Yeh T F, Wilks A, Singh J, Betkerur M, Lilien L, Pildes R S
J Pediatr. 1982 Sep;101(3):433-7. doi: 10.1016/s0022-3476(82)80079-6.
To determine if furosemide would prevent the renal side effects of indomethacin therapy in premature infants with patent ductus arteriosus, 19 premature infants were randomized into two groups: nine received indomethacin alone, and ten received indomethacin followed immediately by furosemide. There was no significant difference between the groups in birth weight, gestational age, postnatal age, and in cardiopulmonary or renal status at the time of study. Infants who received indomethacin and furosemide had significantly higher urine output (P less than 0.05), higher FENa and FECl (P less than 0.01), and higher glomerular filtration rate (P less than 0.05) than those of infants who received indomethacin alone. Seven infants in each group responded to indomethacin therapy with disappearance of PDA murmur and improvement of cardiovascular status. The results of this study suggest that furosemide may prevent the renal side effects of indomethacin therapy and yet not affect the efficacy of indomethacin in the closure of a PDA.
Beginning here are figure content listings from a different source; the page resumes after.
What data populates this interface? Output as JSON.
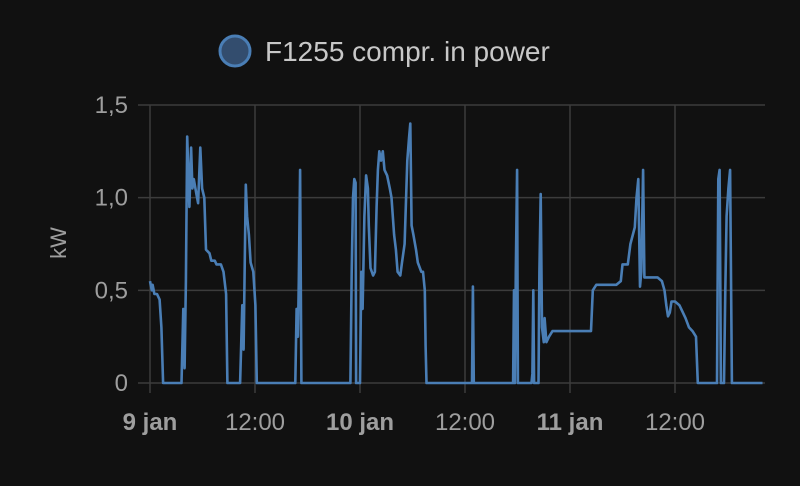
{
  "chart_data": {
    "type": "line",
    "title": "",
    "xlabel": "",
    "ylabel": "kW",
    "ylim": [
      0,
      1.5
    ],
    "xlim_hours": [
      0,
      70
    ],
    "grid": true,
    "legend_position": "top-center",
    "yticks": [
      {
        "v": 0,
        "label": "0"
      },
      {
        "v": 0.5,
        "label": "0,5"
      },
      {
        "v": 1.0,
        "label": "1,0"
      },
      {
        "v": 1.5,
        "label": "1,5"
      }
    ],
    "xticks": [
      {
        "h": 0,
        "label": "9 jan",
        "bold": true
      },
      {
        "h": 12,
        "label": "12:00",
        "bold": false
      },
      {
        "h": 24,
        "label": "10 jan",
        "bold": true
      },
      {
        "h": 36,
        "label": "12:00",
        "bold": false
      },
      {
        "h": 48,
        "label": "11 jan",
        "bold": true
      },
      {
        "h": 60,
        "label": "12:00",
        "bold": false
      }
    ],
    "series": [
      {
        "name": "F1255 compr. in power",
        "color": "#4a7eb5",
        "legend_fill": "#334d6e",
        "points": [
          [
            0.0,
            0.55
          ],
          [
            0.2,
            0.5
          ],
          [
            0.3,
            0.53
          ],
          [
            0.5,
            0.48
          ],
          [
            0.8,
            0.48
          ],
          [
            1.1,
            0.45
          ],
          [
            1.3,
            0.3
          ],
          [
            1.5,
            0.0
          ],
          [
            3.6,
            0.0
          ],
          [
            3.8,
            0.4
          ],
          [
            3.95,
            0.08
          ],
          [
            4.1,
            0.55
          ],
          [
            4.25,
            1.33
          ],
          [
            4.5,
            0.95
          ],
          [
            4.7,
            1.27
          ],
          [
            4.85,
            1.05
          ],
          [
            5.0,
            1.1
          ],
          [
            5.3,
            1.02
          ],
          [
            5.5,
            0.97
          ],
          [
            5.75,
            1.27
          ],
          [
            5.95,
            1.05
          ],
          [
            6.2,
            1.0
          ],
          [
            6.4,
            0.72
          ],
          [
            6.8,
            0.7
          ],
          [
            7.0,
            0.66
          ],
          [
            7.4,
            0.66
          ],
          [
            7.6,
            0.64
          ],
          [
            8.1,
            0.64
          ],
          [
            8.4,
            0.6
          ],
          [
            8.7,
            0.48
          ],
          [
            8.85,
            0.0
          ],
          [
            10.3,
            0.0
          ],
          [
            10.55,
            0.42
          ],
          [
            10.7,
            0.18
          ],
          [
            10.8,
            0.55
          ],
          [
            10.95,
            1.07
          ],
          [
            11.1,
            0.9
          ],
          [
            11.3,
            0.8
          ],
          [
            11.5,
            0.65
          ],
          [
            11.8,
            0.6
          ],
          [
            12.05,
            0.42
          ],
          [
            12.2,
            0.0
          ],
          [
            16.6,
            0.0
          ],
          [
            16.75,
            0.4
          ],
          [
            16.9,
            0.25
          ],
          [
            17.0,
            0.55
          ],
          [
            17.15,
            1.15
          ],
          [
            17.3,
            0.0
          ],
          [
            22.9,
            0.0
          ],
          [
            23.05,
            0.6
          ],
          [
            23.2,
            1.0
          ],
          [
            23.35,
            1.1
          ],
          [
            23.5,
            1.08
          ],
          [
            23.55,
            0.0
          ],
          [
            24.0,
            0.0
          ],
          [
            24.15,
            0.6
          ],
          [
            24.3,
            0.4
          ],
          [
            24.5,
            0.9
          ],
          [
            24.7,
            1.12
          ],
          [
            24.9,
            1.05
          ],
          [
            25.0,
            0.85
          ],
          [
            25.2,
            0.62
          ],
          [
            25.5,
            0.58
          ],
          [
            25.7,
            0.6
          ],
          [
            25.9,
            0.95
          ],
          [
            26.05,
            1.15
          ],
          [
            26.2,
            1.25
          ],
          [
            26.4,
            1.2
          ],
          [
            26.6,
            1.25
          ],
          [
            26.8,
            1.15
          ],
          [
            27.1,
            1.12
          ],
          [
            27.4,
            1.05
          ],
          [
            27.6,
            1.0
          ],
          [
            27.9,
            0.8
          ],
          [
            28.1,
            0.72
          ],
          [
            28.3,
            0.6
          ],
          [
            28.6,
            0.58
          ],
          [
            28.8,
            0.65
          ],
          [
            29.1,
            0.75
          ],
          [
            29.2,
            0.9
          ],
          [
            29.4,
            1.2
          ],
          [
            29.6,
            1.32
          ],
          [
            29.75,
            1.4
          ],
          [
            29.9,
            0.85
          ],
          [
            30.1,
            0.8
          ],
          [
            30.4,
            0.72
          ],
          [
            30.6,
            0.65
          ],
          [
            31.0,
            0.6
          ],
          [
            31.2,
            0.6
          ],
          [
            31.4,
            0.5
          ],
          [
            31.5,
            0.2
          ],
          [
            31.6,
            0.0
          ],
          [
            36.8,
            0.0
          ],
          [
            36.9,
            0.52
          ],
          [
            37.0,
            0.0
          ],
          [
            41.5,
            0.0
          ],
          [
            41.6,
            0.5
          ],
          [
            41.7,
            0.0
          ],
          [
            41.8,
            0.6
          ],
          [
            41.95,
            1.15
          ],
          [
            42.05,
            0.0
          ],
          [
            43.6,
            0.0
          ],
          [
            43.7,
            0.05
          ],
          [
            43.8,
            0.5
          ],
          [
            43.9,
            0.0
          ],
          [
            44.4,
            0.0
          ],
          [
            44.5,
            0.6
          ],
          [
            44.65,
            1.02
          ],
          [
            44.8,
            0.3
          ],
          [
            45.0,
            0.22
          ],
          [
            45.1,
            0.35
          ],
          [
            45.3,
            0.22
          ],
          [
            45.6,
            0.25
          ],
          [
            46.0,
            0.28
          ],
          [
            47.0,
            0.28
          ],
          [
            48.0,
            0.28
          ],
          [
            49.0,
            0.28
          ],
          [
            50.4,
            0.28
          ],
          [
            50.6,
            0.5
          ],
          [
            51.0,
            0.53
          ],
          [
            52.0,
            0.53
          ],
          [
            53.3,
            0.53
          ],
          [
            53.8,
            0.55
          ],
          [
            54.0,
            0.64
          ],
          [
            54.6,
            0.64
          ],
          [
            54.9,
            0.75
          ],
          [
            55.4,
            0.84
          ],
          [
            55.6,
            1.0
          ],
          [
            55.8,
            1.1
          ],
          [
            56.0,
            0.52
          ],
          [
            56.15,
            0.6
          ],
          [
            56.35,
            1.15
          ],
          [
            56.5,
            0.57
          ],
          [
            57.0,
            0.57
          ],
          [
            58.0,
            0.57
          ],
          [
            58.5,
            0.55
          ],
          [
            58.8,
            0.5
          ],
          [
            59.0,
            0.42
          ],
          [
            59.2,
            0.36
          ],
          [
            59.4,
            0.38
          ],
          [
            59.6,
            0.44
          ],
          [
            60.0,
            0.44
          ],
          [
            60.5,
            0.42
          ],
          [
            60.9,
            0.38
          ],
          [
            61.2,
            0.35
          ],
          [
            61.6,
            0.3
          ],
          [
            62.0,
            0.28
          ],
          [
            62.4,
            0.25
          ],
          [
            62.6,
            0.0
          ],
          [
            64.8,
            0.0
          ],
          [
            64.95,
            1.1
          ],
          [
            65.1,
            1.15
          ],
          [
            65.25,
            0.0
          ],
          [
            65.6,
            0.0
          ],
          [
            65.75,
            0.5
          ],
          [
            65.9,
            0.9
          ],
          [
            66.1,
            1.05
          ],
          [
            66.3,
            1.15
          ],
          [
            66.5,
            0.0
          ],
          [
            70.0,
            0.0
          ]
        ]
      }
    ]
  }
}
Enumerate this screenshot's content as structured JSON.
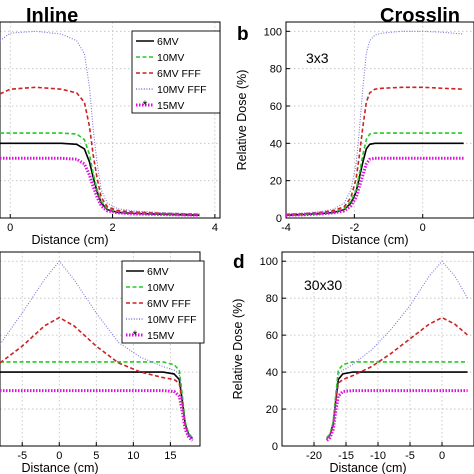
{
  "figure": {
    "column_titles": [
      "Inline",
      "Crosslin"
    ],
    "panel_letters": [
      "b",
      "d"
    ],
    "legend": [
      "6MV",
      "10MV",
      "6MV FFF",
      "10MV FFF",
      "15MV"
    ],
    "colors": {
      "6MV": "#000000",
      "10MV": "#22cc22",
      "6MV FFF": "#cc2222",
      "10MV FFF": "#7777dd",
      "15MV": "#dd11dd"
    }
  },
  "chart_data": [
    {
      "type": "line",
      "panel": "a-inline-3x3 (cropped)",
      "xlabel": "Distance (cm)",
      "ylabel": "",
      "xlim": [
        -0.2,
        4.1
      ],
      "ylim": [
        0,
        105
      ],
      "xticks": [
        0,
        2,
        4
      ],
      "yticks": [],
      "legend_position": "top-right",
      "grid": true,
      "x": [
        -0.2,
        0.0,
        0.5,
        1.0,
        1.3,
        1.45,
        1.55,
        1.62,
        1.7,
        1.78,
        1.9,
        2.1,
        2.4,
        3.0,
        3.7
      ],
      "series": [
        {
          "name": "6MV",
          "style": "solid",
          "values": [
            40,
            40,
            40,
            40,
            39.5,
            37,
            30,
            22,
            14,
            8,
            4.5,
            3,
            2.5,
            2,
            1.5
          ]
        },
        {
          "name": "10MV",
          "style": "dashed",
          "values": [
            45.5,
            45.5,
            45.5,
            45.5,
            45,
            42,
            34,
            24,
            15,
            9,
            5,
            3.5,
            2.8,
            2.2,
            1.8
          ]
        },
        {
          "name": "6MV FFF",
          "style": "dashed",
          "values": [
            66.5,
            69,
            70,
            69,
            67,
            62,
            49,
            34,
            21,
            11,
            6,
            4,
            3.2,
            2.5,
            2
          ]
        },
        {
          "name": "10MV FFF",
          "style": "dotted",
          "values": [
            95,
            99,
            100,
            98.5,
            95,
            88,
            70,
            48,
            29,
            15,
            8,
            5,
            3.8,
            2.8,
            2.2
          ]
        },
        {
          "name": "15MV",
          "style": "dotted-marker",
          "values": [
            32,
            32,
            32,
            32,
            31.5,
            29,
            23,
            17,
            11,
            6.5,
            3.8,
            2.8,
            2.2,
            1.8,
            1.5
          ]
        }
      ]
    },
    {
      "type": "line",
      "panel": "b-crossline-3x3",
      "field_label": "3x3",
      "xlabel": "Distance (cm)",
      "ylabel": "Relative Dose (%)",
      "xlim": [
        -4,
        1.5
      ],
      "ylim": [
        0,
        105
      ],
      "xticks": [
        -4,
        -2,
        0
      ],
      "yticks": [
        0,
        20,
        40,
        60,
        80,
        100
      ],
      "grid": true,
      "x": [
        -4,
        -3.5,
        -3,
        -2.6,
        -2.3,
        -2.1,
        -1.95,
        -1.85,
        -1.75,
        -1.65,
        -1.55,
        -1.4,
        -1.2,
        -0.6,
        0,
        0.6,
        1.2
      ],
      "series": [
        {
          "name": "6MV",
          "style": "solid",
          "values": [
            1.5,
            1.8,
            2.3,
            3,
            4.5,
            8,
            14,
            22,
            30,
            37,
            39.5,
            40,
            40,
            40,
            40,
            40,
            40
          ]
        },
        {
          "name": "10MV",
          "style": "dashed",
          "values": [
            1.8,
            2,
            2.5,
            3.4,
            5,
            9,
            15,
            24,
            34,
            42,
            45,
            45.5,
            45.5,
            45.5,
            45.5,
            45.5,
            45.5
          ]
        },
        {
          "name": "6MV FFF",
          "style": "dashed",
          "values": [
            2,
            2.3,
            3,
            4,
            6,
            11,
            21,
            34,
            49,
            62,
            67,
            69,
            69.5,
            70,
            70,
            69.5,
            69
          ]
        },
        {
          "name": "10MV FFF",
          "style": "dotted",
          "values": [
            2.2,
            2.6,
            3.3,
            4.8,
            8,
            15,
            29,
            48,
            70,
            88,
            95,
            98,
            99,
            100,
            100,
            99.5,
            98.5
          ]
        },
        {
          "name": "15MV",
          "style": "dotted-marker",
          "values": [
            1.5,
            1.7,
            2.2,
            2.8,
            3.8,
            6.5,
            11,
            17,
            23,
            29,
            31.5,
            32,
            32,
            32,
            32,
            32,
            32
          ]
        }
      ]
    },
    {
      "type": "line",
      "panel": "c-inline-30x30 (cropped)",
      "xlabel": "Distance (cm)",
      "ylabel": "",
      "xlim": [
        -8,
        19
      ],
      "ylim": [
        0,
        105
      ],
      "xticks": [
        -5,
        0,
        5,
        10,
        15
      ],
      "yticks": [],
      "legend_position": "top-right",
      "grid": true,
      "x": [
        -8,
        -5,
        -2,
        0,
        2,
        5,
        8,
        11,
        14,
        15.5,
        16.2,
        16.6,
        17,
        17.5,
        18
      ],
      "series": [
        {
          "name": "6MV",
          "style": "solid",
          "values": [
            40,
            40,
            40,
            40,
            40,
            40,
            40,
            40,
            40,
            39,
            36,
            25,
            12,
            6,
            4
          ]
        },
        {
          "name": "10MV",
          "style": "dashed",
          "values": [
            45.5,
            45.5,
            45.5,
            45.5,
            45.5,
            45.5,
            45.5,
            45.5,
            45.5,
            44,
            41,
            28,
            13,
            6.5,
            4.5
          ]
        },
        {
          "name": "6MV FFF",
          "style": "dashed",
          "values": [
            45,
            54,
            65,
            69.5,
            65,
            54,
            45,
            40,
            37,
            36,
            34,
            24,
            11,
            5.5,
            4
          ]
        },
        {
          "name": "10MV FFF",
          "style": "dotted",
          "values": [
            55,
            72,
            90,
            100,
            90,
            72,
            56,
            48,
            43,
            41,
            39,
            27,
            12,
            6,
            4
          ]
        },
        {
          "name": "15MV",
          "style": "dotted-marker",
          "values": [
            30,
            30,
            30,
            30,
            30,
            30,
            30,
            30,
            30,
            29.5,
            27,
            19,
            9,
            4.5,
            3
          ]
        }
      ]
    },
    {
      "type": "line",
      "panel": "d-crossline-30x30",
      "field_label": "30x30",
      "xlabel": "Distance (cm)",
      "ylabel": "Relative Dose (%)",
      "xlim": [
        -25,
        5
      ],
      "ylim": [
        0,
        105
      ],
      "xticks": [
        -20,
        -15,
        -10,
        -5,
        0
      ],
      "yticks": [
        0,
        20,
        40,
        60,
        80,
        100
      ],
      "grid": true,
      "x": [
        -18,
        -17.5,
        -17,
        -16.6,
        -16.2,
        -15.5,
        -14,
        -11,
        -8,
        -5,
        -2,
        0,
        2,
        4
      ],
      "series": [
        {
          "name": "6MV",
          "style": "solid",
          "values": [
            4,
            6,
            12,
            25,
            36,
            39,
            40,
            40,
            40,
            40,
            40,
            40,
            40,
            40
          ]
        },
        {
          "name": "10MV",
          "style": "dashed",
          "values": [
            4.5,
            6.5,
            13,
            28,
            41,
            44,
            45.5,
            45.5,
            45.5,
            45.5,
            45.5,
            45.5,
            45.5,
            45.5
          ]
        },
        {
          "name": "6MV FFF",
          "style": "dashed",
          "values": [
            4,
            5.5,
            11,
            24,
            34,
            36,
            38,
            43,
            50,
            58,
            66,
            69.5,
            66,
            60
          ]
        },
        {
          "name": "10MV FFF",
          "style": "dotted",
          "values": [
            4,
            6,
            12,
            27,
            39,
            41,
            44,
            52,
            63,
            76,
            92,
            100,
            92,
            80
          ]
        },
        {
          "name": "15MV",
          "style": "dotted-marker",
          "values": [
            3,
            4.5,
            9,
            19,
            27,
            29.5,
            30,
            30,
            30,
            30,
            30,
            30,
            30,
            30
          ]
        }
      ]
    }
  ]
}
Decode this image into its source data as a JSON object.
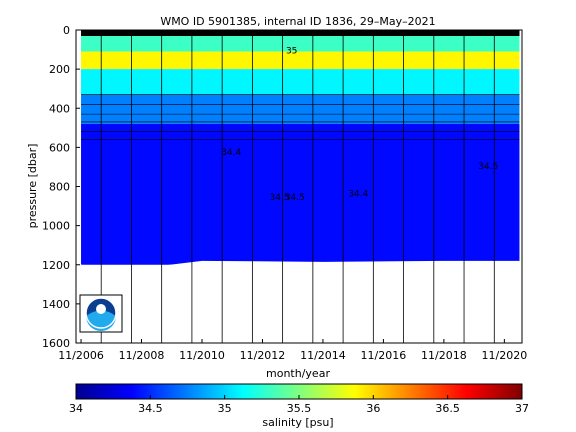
{
  "chart_data": {
    "type": "heatmap",
    "title": "WMO ID 5901385, internal ID 1836, 29–May–2021",
    "xlabel": "month/year",
    "ylabel": "pressure [dbar]",
    "x_tick_labels": [
      "11/2006",
      "11/2008",
      "11/2010",
      "11/2012",
      "11/2014",
      "11/2016",
      "11/2018",
      "11/2020"
    ],
    "y_tick_labels": [
      "0",
      "200",
      "400",
      "600",
      "800",
      "1000",
      "1200",
      "1400",
      "1600"
    ],
    "ylim": [
      0,
      1600
    ],
    "y_reversed": true,
    "colorbar": {
      "label": "salinity [psu]",
      "range": [
        34,
        37
      ],
      "tick_labels": [
        "34",
        "34.5",
        "35",
        "35.5",
        "36",
        "36.5",
        "37"
      ],
      "colormap": "jet"
    },
    "contour_labels": [
      "34.4",
      "34.5",
      "34.5",
      "34.4",
      "35",
      "34.5"
    ],
    "data_depth_bottom": [
      {
        "time": "11/2006",
        "pressure": 1200
      },
      {
        "time": "06/2007",
        "pressure": 1210
      },
      {
        "time": "07/2009",
        "pressure": 1205
      },
      {
        "time": "11/2010",
        "pressure": 1180
      },
      {
        "time": "11/2014",
        "pressure": 1185
      },
      {
        "time": "11/2018",
        "pressure": 1180
      },
      {
        "time": "05/2021",
        "pressure": 1180
      }
    ],
    "layers": [
      {
        "p_top": 0,
        "p_bot": 110,
        "salinity": 35.3
      },
      {
        "p_top": 110,
        "p_bot": 200,
        "salinity": 35.9
      },
      {
        "p_top": 200,
        "p_bot": 330,
        "salinity": 35.1
      },
      {
        "p_top": 330,
        "p_bot": 480,
        "salinity": 34.75
      },
      {
        "p_top": 480,
        "p_bot": 1200,
        "salinity": 34.4
      }
    ],
    "logo": "noaa-logo"
  }
}
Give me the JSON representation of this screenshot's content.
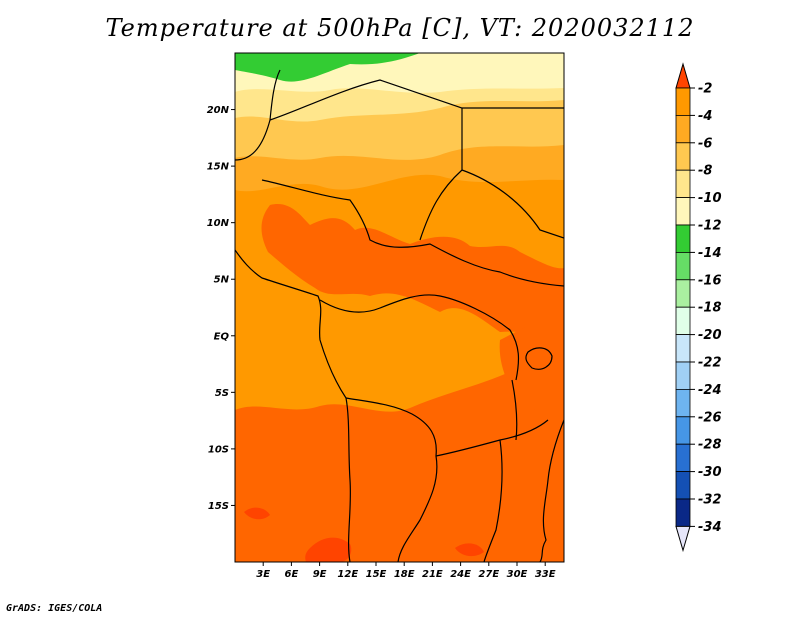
{
  "title": "Temperature at 500hPa [C], VT: 2020032112",
  "footer": "GrADS: IGES/COLA",
  "map": {
    "lon_range": [
      0,
      35
    ],
    "lat_range": [
      -20,
      25
    ],
    "lon_ticks": [
      {
        "lon": 3,
        "label": "3E"
      },
      {
        "lon": 6,
        "label": "6E"
      },
      {
        "lon": 9,
        "label": "9E"
      },
      {
        "lon": 12,
        "label": "12E"
      },
      {
        "lon": 15,
        "label": "15E"
      },
      {
        "lon": 18,
        "label": "18E"
      },
      {
        "lon": 21,
        "label": "21E"
      },
      {
        "lon": 24,
        "label": "24E"
      },
      {
        "lon": 27,
        "label": "27E"
      },
      {
        "lon": 30,
        "label": "30E"
      },
      {
        "lon": 33,
        "label": "33E"
      }
    ],
    "lat_ticks": [
      {
        "lat": 20,
        "label": "20N"
      },
      {
        "lat": 15,
        "label": "15N"
      },
      {
        "lat": 10,
        "label": "10N"
      },
      {
        "lat": 5,
        "label": "5N"
      },
      {
        "lat": 0,
        "label": "EQ"
      },
      {
        "lat": -5,
        "label": "5S"
      },
      {
        "lat": -10,
        "label": "10S"
      },
      {
        "lat": -15,
        "label": "15S"
      }
    ]
  },
  "colorbar": {
    "levels": [
      {
        "label": "-2",
        "color": "#ff6600"
      },
      {
        "label": "-4",
        "color": "#ff9900"
      },
      {
        "label": "-6",
        "color": "#ffaa22"
      },
      {
        "label": "-8",
        "color": "#ffc850"
      },
      {
        "label": "-10",
        "color": "#ffe68c"
      },
      {
        "label": "-12",
        "color": "#fff7bb"
      },
      {
        "label": "-14",
        "color": "#33cc33"
      },
      {
        "label": "-16",
        "color": "#66dd66"
      },
      {
        "label": "-18",
        "color": "#aaf0a0"
      },
      {
        "label": "-20",
        "color": "#e0ffe8"
      },
      {
        "label": "-22",
        "color": "#c8e6fa"
      },
      {
        "label": "-24",
        "color": "#a0d0f5"
      },
      {
        "label": "-26",
        "color": "#6eb4f0"
      },
      {
        "label": "-28",
        "color": "#4696e6"
      },
      {
        "label": "-30",
        "color": "#2870d2"
      },
      {
        "label": "-32",
        "color": "#1450b4"
      },
      {
        "label": "-34",
        "color": "#0a2887"
      }
    ],
    "top_color": "#ff4400",
    "bottom_color": "#e6e6fa"
  },
  "colors": {
    "red": "#ff4400",
    "orange_red": "#ff6600",
    "orange": "#ff9900",
    "light_orange": "#ffaa22",
    "yellow_orange": "#ffc850",
    "pale_yellow": "#ffe68c",
    "cream": "#fff7bb",
    "green": "#33cc33",
    "lines": "#000000"
  }
}
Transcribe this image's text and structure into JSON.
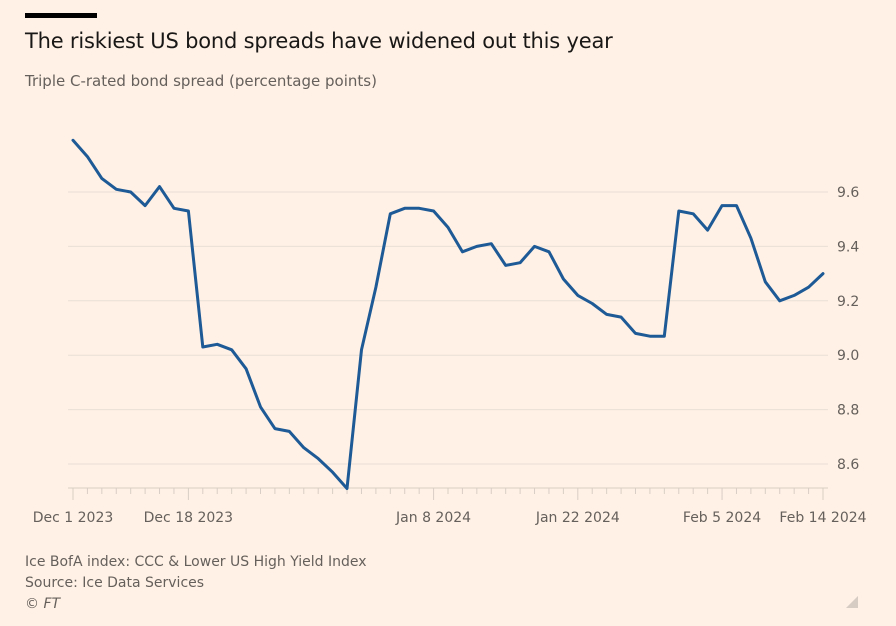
{
  "header": {
    "title": "The riskiest US bond spreads have widened out this year",
    "subtitle": "Triple C-rated bond spread (percentage points)"
  },
  "footer": {
    "note": "Ice BofA index: CCC & Lower US High Yield Index",
    "source": "Source: Ice Data Services",
    "copyright": "© FT"
  },
  "colors": {
    "background": "#fff1e5",
    "line": "#1d5a96",
    "grid": "#e9dfd6",
    "axis_text": "#66605c"
  },
  "chart_data": {
    "type": "line",
    "title": "The riskiest US bond spreads have widened out this year",
    "subtitle": "Triple C-rated bond spread (percentage points)",
    "xlabel": "",
    "ylabel": "Triple C-rated bond spread (percentage points)",
    "ylim": [
      8.5,
      9.75
    ],
    "yticks": [
      8.6,
      8.8,
      9.0,
      9.2,
      9.4,
      9.6
    ],
    "ytick_labels": [
      "8.6",
      "8.8",
      "9.0",
      "9.2",
      "9.4",
      "9.6"
    ],
    "y_axis_side": "right",
    "grid": true,
    "legend": "none",
    "xtick_labels": [
      {
        "label": "Dec 1 2023",
        "index": 0
      },
      {
        "label": "Dec 18 2023",
        "index": 8
      },
      {
        "label": "Jan 8 2024",
        "index": 25
      },
      {
        "label": "Jan 22 2024",
        "index": 35
      },
      {
        "label": "Feb 5 2024",
        "index": 45
      },
      {
        "label": "Feb 14 2024",
        "index": 52
      }
    ],
    "series": [
      {
        "name": "ICE BofA CCC & Lower US High Yield Index spread",
        "values": [
          9.79,
          9.73,
          9.65,
          9.61,
          9.6,
          9.55,
          9.62,
          9.54,
          9.53,
          9.03,
          9.04,
          9.02,
          8.95,
          8.81,
          8.73,
          8.72,
          8.66,
          8.62,
          8.57,
          8.51,
          9.02,
          9.25,
          9.52,
          9.54,
          9.54,
          9.53,
          9.47,
          9.38,
          9.4,
          9.41,
          9.33,
          9.34,
          9.4,
          9.38,
          9.28,
          9.22,
          9.19,
          9.15,
          9.14,
          9.08,
          9.07,
          9.07,
          9.53,
          9.52,
          9.46,
          9.55,
          9.55,
          9.43,
          9.27,
          9.2,
          9.22,
          9.25,
          9.3
        ]
      }
    ]
  }
}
为了确定速尿是否能预防吲哚美辛治疗对患有动脉导管未闭的早产儿的肾脏副作用,19名早产儿被随机分为两组:9名仅接受吲哚美辛治疗,10名在接受吲哚美辛治疗后立即给予速尿。两组在出生体重、胎龄、出生后年龄以及研究时的心肺或肾脏状况方面无显著差异。接受吲哚美辛和速尿治疗的婴儿比仅接受吲哚美辛治疗的婴儿尿量显著更高(P<0.05),尿钠排泄分数和尿氯排泄分数更高(P<0.01),肾小球滤过率更高(P<0.05)。每组中有7名婴儿对吲哚美辛治疗有反应,动脉导管未闭杂音消失,心血管状况改善。本研究结果表明,速尿可能预防吲哚美辛治疗的肾脏副作用,且不影响吲哚美辛关闭动脉导管未闭的疗效。